In the May 21 primary, North Woodbury Township voters cast 244 votes in favor and 204 votes against allowing the airport to pursue its own liquor license for use at the airport only. Once secured, the airport’s liquor license will be the only one in the otherwise dry township.

Airport leaders have long been in favor of serving alcohol at the airport as a way to draw more customers to its restaurant, currently La Fiesta, and as an option to address nervous flyers.

While it’s not unusual for restaurants and bars to purchase existing liquor licenses, sometimes costing hundreds or thousands of dollars, that’s not the route that the airport authority is following.

“We will be applying specifically to the state for a license to use at the airport,” solicitor David Pertile said. “And we won’t be paying market value for a liquor license. Our cost should be substantially less.”

Kelly said the airport authority will need to submit a $700 fee with its application for an airport liquor license. If the state decides the airport has met the eligibility requirements, then Kelly said it will require payment of a license fee between $250 and $700, calculated on a to be determined population base.

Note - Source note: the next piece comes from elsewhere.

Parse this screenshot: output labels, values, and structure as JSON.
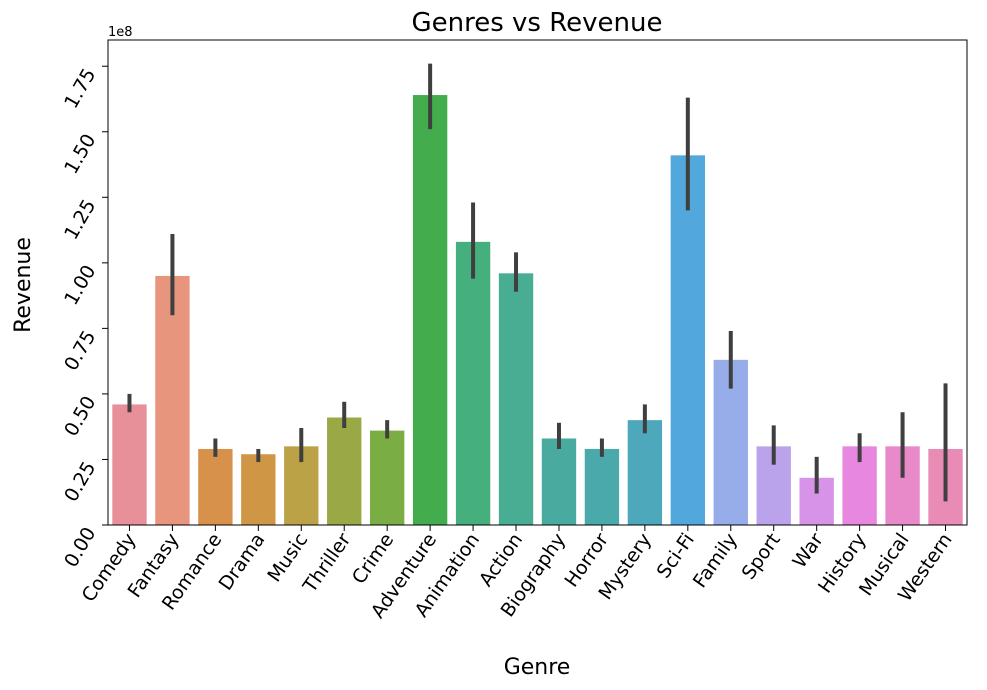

The airport authority, which met last Monday night, agreed that Pertile should move ahead with the legal research so the application can be filed with the state as soon as possible.

The authority didn’t want to issue that directive earlier, authority Chairman Drew Swope said, in case the voters said no.

Kelly said the state will check the county’s certified election results to verify passage of the referendum. It also reviews site dimensions from the business where the alcoholic beverages will be sold. The process also calls for an examination of the airport’s governing structure and tax status.

“If everything is on track and checks out, then the airport will get a license,” Kelly said.